Friday, October 24, 2014

My Log 446 Oct 23 2014: Two excellent films from opposite sides of the Separation Wall, reveal the twisted nature of Palestinian society under the probing of their Israeli conquerers

The brutal, convoluted, only partially human life that has been imposed on Palestinians by the Israeli


occupation of their homeland has been graphically illustrated in the two films, one Palestinian, one Israeli, which were nominated earlier this year for the best foreign language film at the Academy Awards. I caught up with them this week, grace a Netflix.
The better of the two is Omar, directed, conceived and written by Hany Abu-Assad, an experienced Palestinian filmmaker, who has told of how he conceived the idea of the film in one night, wrote it in the following four days, and over a year managed to put together the two million dollars he needed for filming, 95 per cent of it from Palestinian investors.
On the surface this is a heart-breaking love story, but at a deeper level it is a story of the intrigues, lies, dissimulations and treacheries that have become the warp and woof of Palestinian life.  As is obvious to anyone who has watched from afar the agonizing and virtually ceaseless attacks on Palestinians, the Israelis have an incredible network of informers among their adversaries: otherwise how would they know which cars to attack, which houses, which cafes, when they make their many targeted assassinations?  One of the most chilling of the many horrendous sequences shown on TV during the recent onslaught on Gaza came when we were shown the exact spot at which multiple executions of informers had been carried out by Palestinian activists, leaving tell-tale splotches of blood on the cobblestones.
This system of intrigue is the subject of both the Palestinian film, Omar,  and Bethlehem, the Israeli version of a very similar story. The love story in the Palestinian film is between Omar, a good-looking, typically Arabic-looking boy, played with notable intensity by Adam Bakri, and Nadia, a fresh-faced, pretty little girl played fetchingly by Leem  Lubany. Omar is in the habit of scaling the Wall, the horrendous Israeli-erected barricade that separates the residents of the particular village the two principals live in, and fetching up outside her window to carry on his courtship in  time-honored fashion. He has to be careful, because the Israeli police are constantly cruising in their vehicles, and might catch him in the act, but also because Nadia has three brothers, the elder of whom, Tarek,  is a major freedom activist who is looking out for the welfare of his sister with an intensity that matches that of her prospective lover. Omar and Tarek are boyhood friends who, along with a third friend Amjad,  have been taking target practice with their rifle. Eventually they set themselves up to take out an Israeli policeman with a long-distance shot, which they do. They are hotly pursued, and Omar is arrested, tortured by an Israeli agent, played with intriguing attraction by Waleed Zuaiter, (an American-born Palestinian who helped raise money for the film) who releases Omar for a month on the promise that he will hunt for  Tarek, and help to turn him in.

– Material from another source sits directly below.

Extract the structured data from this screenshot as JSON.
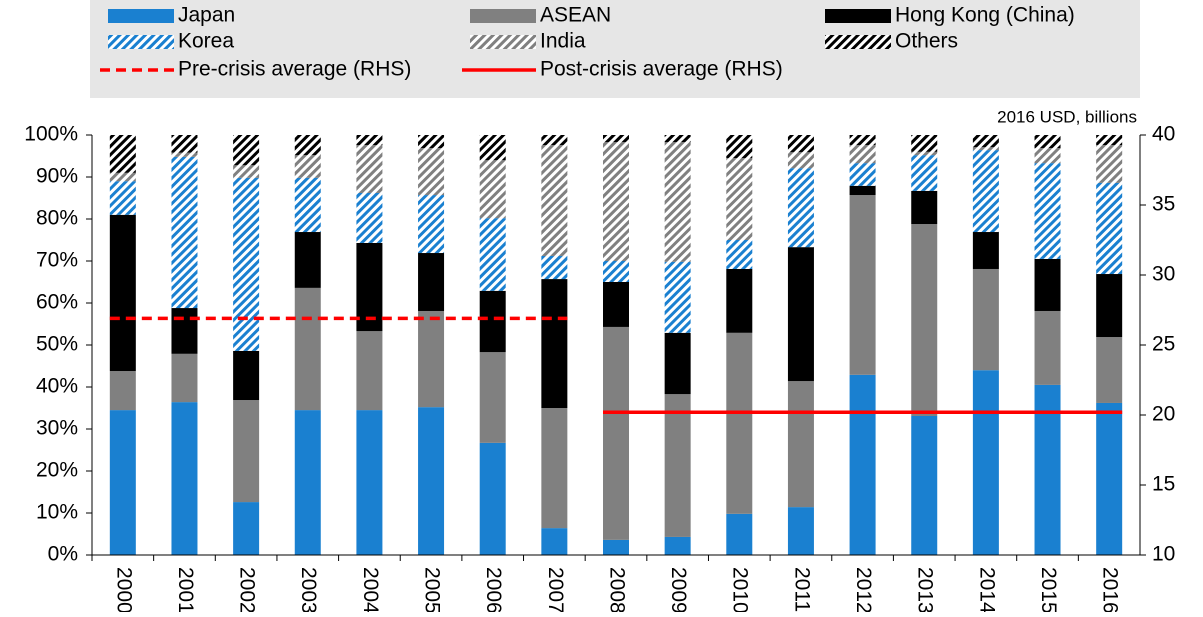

Of course, Omar has no intention of betraying his friends, but rather is plotting to turn the tables on the Israelis, a feat that proves to be rather beyond him.
Omar’s acquaintances in the Palestinian town begin to ask, how come he has been released so early? Is it possible that Omar is the traitor whom they know to lurk among them? This is the evil, this impossibility to trust anyone, that lies at the base of Palestinian life, according to this brilliant film. At the end of the month, when there is no sign of Tarek, the Israelis again chase and arrest Omar, again torture him, again, reluctantly (according to them) release him as a means of “giving him another chance.”
This time, the three boys are planning an ambush of the Israelis when they come to collect Tarek: but once again their plan goes wrong. Tarek is accidentally shot dead as the three quarrel over their relationship with Nadia and his body is  delivered to the Israelis. This earns Omar favor with the Israelis, but in the street  it deepens the doubts about Omar's loyalty to the cause.
Another scary aspect of the Palestinian life touched on in the film is that they know all about Omar and his visits to Nadia, and use that knowledge to drive a wedge between the friends. 
The film has a sensational denouement, not a happy one from Omar’s point of view, but one that the audience can sense has been forced on him by the events of his life, so much of which has been controlled by the knowledge gathered of the Palestinians and their daily lives by Israeli agents.

A similar tale is told in the Israeli film, Bethlehem, another film illustrating the depth with which Israeli agents are able to penetrate the very private secrets of Palestinian life, a penetration achieved because of the intense level at which they interfere with the subjects under their command.  The picture given by these brutally realistic films of  Palestinian life shows  their society to be one twisted beyond measure by the hostile, dedicated and fanatical power that is controlling them from such close quarters, and that affects their every movement as citizens of their non-country.  This is a  melancholy picture, indeed, yet illustrating the immense courage Palestinians require if they are to maintain their self-respect under the pressures on them.